McKenna, head of the Mother-Baby Behavioral Sleep Laboratory at the University of Notre Dame, argues that safe bed-sharing can and does occur and that the pediatrics academy recommendation is too simplistic.

He said medical professionals have “isolated themselves from what parents are doing,” and don’t provide them with information they need to sleep with their babies safely. Parents, knowing their pediatricians would disapprove, may actually claim they don’t sleep together because the baby begins the night in the crib. What they may not say, McKenna said, is that the baby ends up in the adult bed by morning.

“I advocate bed-sharing for informed parents that feel they are able to create the safest bed-sharing environment for their baby, which begins with breastfeeding,” he said. “… It is much less likely that breast-feeding mothers will ever roll over on their infants (because) they sleep lighter, and both mother and baby are conditioned to be more sensitive.”

Mothers and babies often share beds in other cultures, but one of the differences is that they’re often sleeping on the ground or on mats on the floor. They don’t use all the fluffy blankets and pillows that have become a tradition in the U.S. Extra, soft bedding can cover the baby’s face and obstruct breathing.

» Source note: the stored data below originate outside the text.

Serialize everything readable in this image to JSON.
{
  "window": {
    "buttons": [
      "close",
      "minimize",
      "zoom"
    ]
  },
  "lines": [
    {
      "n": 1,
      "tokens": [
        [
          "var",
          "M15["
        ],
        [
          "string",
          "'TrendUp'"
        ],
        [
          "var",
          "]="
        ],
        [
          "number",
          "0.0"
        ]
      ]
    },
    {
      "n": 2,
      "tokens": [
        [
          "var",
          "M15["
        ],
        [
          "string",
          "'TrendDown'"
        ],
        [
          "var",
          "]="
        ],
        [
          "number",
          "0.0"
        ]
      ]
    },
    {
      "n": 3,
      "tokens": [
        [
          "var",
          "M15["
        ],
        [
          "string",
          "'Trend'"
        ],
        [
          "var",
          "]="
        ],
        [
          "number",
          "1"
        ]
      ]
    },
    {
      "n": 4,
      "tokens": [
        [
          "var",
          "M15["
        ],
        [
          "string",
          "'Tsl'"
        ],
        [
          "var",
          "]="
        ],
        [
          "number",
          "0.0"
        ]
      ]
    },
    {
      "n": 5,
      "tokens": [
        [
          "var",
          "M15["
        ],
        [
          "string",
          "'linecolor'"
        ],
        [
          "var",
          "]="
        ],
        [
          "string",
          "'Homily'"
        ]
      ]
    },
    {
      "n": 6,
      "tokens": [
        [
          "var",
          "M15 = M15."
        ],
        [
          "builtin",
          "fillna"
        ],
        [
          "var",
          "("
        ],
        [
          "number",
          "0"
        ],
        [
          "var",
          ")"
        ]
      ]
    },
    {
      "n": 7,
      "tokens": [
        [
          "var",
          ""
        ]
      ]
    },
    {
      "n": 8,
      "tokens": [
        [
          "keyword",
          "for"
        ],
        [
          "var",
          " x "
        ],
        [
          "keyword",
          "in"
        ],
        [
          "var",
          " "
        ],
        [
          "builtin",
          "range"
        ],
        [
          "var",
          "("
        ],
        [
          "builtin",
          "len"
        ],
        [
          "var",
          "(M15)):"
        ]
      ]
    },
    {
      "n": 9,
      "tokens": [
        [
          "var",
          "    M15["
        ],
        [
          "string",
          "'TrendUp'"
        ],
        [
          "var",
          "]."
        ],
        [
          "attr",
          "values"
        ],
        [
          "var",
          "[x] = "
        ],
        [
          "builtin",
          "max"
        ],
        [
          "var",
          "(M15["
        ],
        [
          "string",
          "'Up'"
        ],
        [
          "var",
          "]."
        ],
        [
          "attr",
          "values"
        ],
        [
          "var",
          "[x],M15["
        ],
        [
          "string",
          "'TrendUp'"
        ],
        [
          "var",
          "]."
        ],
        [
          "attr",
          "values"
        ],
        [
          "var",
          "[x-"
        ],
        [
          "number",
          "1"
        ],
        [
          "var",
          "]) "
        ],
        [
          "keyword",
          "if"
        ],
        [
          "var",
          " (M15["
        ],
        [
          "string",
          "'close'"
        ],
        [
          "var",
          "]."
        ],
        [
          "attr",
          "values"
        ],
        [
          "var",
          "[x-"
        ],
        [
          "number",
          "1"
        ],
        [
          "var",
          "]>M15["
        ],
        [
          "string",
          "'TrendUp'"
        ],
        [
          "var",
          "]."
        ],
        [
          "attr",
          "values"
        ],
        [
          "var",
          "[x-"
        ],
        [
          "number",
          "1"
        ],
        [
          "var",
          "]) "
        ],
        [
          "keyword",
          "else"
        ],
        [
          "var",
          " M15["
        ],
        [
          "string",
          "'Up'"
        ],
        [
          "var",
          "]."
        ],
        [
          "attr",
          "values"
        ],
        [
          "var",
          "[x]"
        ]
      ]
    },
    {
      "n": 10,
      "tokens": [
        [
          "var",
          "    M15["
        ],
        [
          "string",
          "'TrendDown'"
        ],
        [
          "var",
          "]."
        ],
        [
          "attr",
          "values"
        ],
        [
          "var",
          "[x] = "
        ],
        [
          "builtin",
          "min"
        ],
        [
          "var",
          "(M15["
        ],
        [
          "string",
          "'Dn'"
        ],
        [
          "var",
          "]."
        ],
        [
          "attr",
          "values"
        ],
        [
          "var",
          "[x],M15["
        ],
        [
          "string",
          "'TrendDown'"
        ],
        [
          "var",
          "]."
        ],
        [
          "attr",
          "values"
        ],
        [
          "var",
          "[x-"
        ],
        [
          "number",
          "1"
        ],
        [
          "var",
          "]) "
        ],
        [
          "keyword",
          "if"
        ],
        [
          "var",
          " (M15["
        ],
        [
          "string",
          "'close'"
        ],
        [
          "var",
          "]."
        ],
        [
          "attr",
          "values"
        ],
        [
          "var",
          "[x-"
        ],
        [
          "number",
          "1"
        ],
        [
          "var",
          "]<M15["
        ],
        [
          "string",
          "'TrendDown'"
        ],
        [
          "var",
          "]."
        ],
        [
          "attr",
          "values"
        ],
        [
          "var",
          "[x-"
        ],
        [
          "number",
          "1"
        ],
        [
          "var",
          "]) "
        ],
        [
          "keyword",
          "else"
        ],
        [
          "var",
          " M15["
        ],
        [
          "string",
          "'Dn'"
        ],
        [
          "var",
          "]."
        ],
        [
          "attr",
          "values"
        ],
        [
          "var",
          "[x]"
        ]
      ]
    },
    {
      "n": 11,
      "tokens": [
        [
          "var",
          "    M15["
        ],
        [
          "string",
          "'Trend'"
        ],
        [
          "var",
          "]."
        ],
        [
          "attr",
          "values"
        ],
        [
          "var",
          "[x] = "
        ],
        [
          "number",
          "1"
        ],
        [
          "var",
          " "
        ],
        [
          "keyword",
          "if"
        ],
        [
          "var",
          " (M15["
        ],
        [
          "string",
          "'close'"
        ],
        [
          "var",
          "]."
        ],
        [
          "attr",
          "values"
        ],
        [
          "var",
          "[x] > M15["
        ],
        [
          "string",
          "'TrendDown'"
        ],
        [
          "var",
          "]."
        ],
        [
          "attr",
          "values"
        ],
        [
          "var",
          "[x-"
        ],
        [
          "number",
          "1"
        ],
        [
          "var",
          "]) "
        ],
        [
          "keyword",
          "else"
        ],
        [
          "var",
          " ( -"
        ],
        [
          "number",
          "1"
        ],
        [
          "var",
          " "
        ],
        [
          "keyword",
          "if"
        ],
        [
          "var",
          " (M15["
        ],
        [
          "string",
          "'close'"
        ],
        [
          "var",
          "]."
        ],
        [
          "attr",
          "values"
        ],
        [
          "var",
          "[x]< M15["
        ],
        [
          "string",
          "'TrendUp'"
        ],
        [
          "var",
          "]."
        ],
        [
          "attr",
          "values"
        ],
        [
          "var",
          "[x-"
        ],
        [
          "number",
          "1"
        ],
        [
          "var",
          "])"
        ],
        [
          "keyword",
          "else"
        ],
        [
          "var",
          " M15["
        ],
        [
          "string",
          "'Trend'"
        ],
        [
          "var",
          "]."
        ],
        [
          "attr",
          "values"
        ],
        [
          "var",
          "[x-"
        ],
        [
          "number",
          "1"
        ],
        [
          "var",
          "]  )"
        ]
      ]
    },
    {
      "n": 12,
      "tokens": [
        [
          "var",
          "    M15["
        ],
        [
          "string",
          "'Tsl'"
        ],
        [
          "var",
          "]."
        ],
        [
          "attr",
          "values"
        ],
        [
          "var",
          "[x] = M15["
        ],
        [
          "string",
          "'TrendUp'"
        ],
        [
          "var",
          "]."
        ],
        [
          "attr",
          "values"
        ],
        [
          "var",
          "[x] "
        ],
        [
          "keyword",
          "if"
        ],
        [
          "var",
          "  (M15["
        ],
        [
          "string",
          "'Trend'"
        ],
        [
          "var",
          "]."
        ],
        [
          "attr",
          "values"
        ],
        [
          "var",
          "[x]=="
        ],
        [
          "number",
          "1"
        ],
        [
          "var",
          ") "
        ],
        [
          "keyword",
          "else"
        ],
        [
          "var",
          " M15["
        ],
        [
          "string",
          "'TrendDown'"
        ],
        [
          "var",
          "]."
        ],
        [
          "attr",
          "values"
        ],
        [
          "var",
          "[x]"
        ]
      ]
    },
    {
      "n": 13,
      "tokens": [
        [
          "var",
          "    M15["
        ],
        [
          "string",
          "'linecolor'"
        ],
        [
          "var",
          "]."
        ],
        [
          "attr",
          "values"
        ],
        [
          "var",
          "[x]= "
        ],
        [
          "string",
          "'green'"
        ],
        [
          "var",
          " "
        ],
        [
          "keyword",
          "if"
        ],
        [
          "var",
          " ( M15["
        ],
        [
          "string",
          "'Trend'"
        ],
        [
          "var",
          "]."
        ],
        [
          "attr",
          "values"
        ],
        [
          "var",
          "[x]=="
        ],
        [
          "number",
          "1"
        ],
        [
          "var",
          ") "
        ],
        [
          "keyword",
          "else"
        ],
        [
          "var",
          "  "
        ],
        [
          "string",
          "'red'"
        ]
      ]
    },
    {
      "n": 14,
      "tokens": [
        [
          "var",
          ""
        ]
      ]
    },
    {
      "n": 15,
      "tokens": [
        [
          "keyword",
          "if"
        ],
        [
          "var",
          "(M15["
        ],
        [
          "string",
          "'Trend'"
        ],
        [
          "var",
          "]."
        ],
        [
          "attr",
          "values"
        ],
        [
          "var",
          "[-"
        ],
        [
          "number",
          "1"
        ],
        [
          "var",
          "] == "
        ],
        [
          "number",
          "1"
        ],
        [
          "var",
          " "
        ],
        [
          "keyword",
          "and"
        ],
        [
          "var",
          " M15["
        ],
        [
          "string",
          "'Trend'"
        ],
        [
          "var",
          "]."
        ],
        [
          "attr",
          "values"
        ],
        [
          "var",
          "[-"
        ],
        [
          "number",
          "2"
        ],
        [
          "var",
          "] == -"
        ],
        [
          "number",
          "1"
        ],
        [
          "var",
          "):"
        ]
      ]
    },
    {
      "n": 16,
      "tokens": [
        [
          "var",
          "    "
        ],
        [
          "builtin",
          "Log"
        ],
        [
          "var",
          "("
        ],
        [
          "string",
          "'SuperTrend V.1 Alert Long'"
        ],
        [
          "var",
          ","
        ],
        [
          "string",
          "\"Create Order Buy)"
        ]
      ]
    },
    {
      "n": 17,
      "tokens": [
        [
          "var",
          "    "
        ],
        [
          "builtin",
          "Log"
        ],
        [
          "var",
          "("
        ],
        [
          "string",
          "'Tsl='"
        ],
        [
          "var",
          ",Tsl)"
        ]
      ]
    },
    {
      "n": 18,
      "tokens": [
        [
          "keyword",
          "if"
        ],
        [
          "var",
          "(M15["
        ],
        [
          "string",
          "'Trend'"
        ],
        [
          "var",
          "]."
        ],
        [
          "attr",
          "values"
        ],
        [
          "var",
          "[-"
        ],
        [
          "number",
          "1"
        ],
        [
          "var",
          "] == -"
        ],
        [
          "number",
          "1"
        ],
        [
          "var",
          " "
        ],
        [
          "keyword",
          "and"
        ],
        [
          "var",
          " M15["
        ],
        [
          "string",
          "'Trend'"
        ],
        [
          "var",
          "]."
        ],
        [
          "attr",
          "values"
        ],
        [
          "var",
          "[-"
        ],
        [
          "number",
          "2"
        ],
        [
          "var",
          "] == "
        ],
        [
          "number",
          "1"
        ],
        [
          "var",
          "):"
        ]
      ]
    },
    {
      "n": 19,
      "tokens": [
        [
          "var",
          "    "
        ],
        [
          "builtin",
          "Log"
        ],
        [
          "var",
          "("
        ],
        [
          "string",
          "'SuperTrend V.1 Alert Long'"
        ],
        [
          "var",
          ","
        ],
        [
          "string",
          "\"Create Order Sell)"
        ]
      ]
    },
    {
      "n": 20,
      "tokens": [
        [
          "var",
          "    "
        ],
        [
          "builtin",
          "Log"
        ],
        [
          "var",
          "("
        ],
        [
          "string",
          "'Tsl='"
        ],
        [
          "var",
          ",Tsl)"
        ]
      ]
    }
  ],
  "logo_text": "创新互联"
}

McKenna was an adviser to the pediatrics academy’s task force, and he voted against the recommendation against bed-sharing. But he and the academy agree that babies are safest if they sleep close to parents. Studies show that room-sharing is associated with a reduced risk of sudden infant death syndrome, the unexplained death of infants in the first year of life.

The academy’s recommendation was also aimed at avoiding the many tragic cases of babies who suffocate while sleeping on a couch or recliner with parents who may be drunk or exhausted.

McKenna agrees that babies shouldn’t sleep in those dangerous circumstances. But he said prevailing U.S. public health messages incorrectly imply that all co-sleeping is dangerous.

“I don’t like the rhetoric,” McKenna said. “…The worst thing (is that) parents are being taught that they have nothing to say in decisions about their own babies.”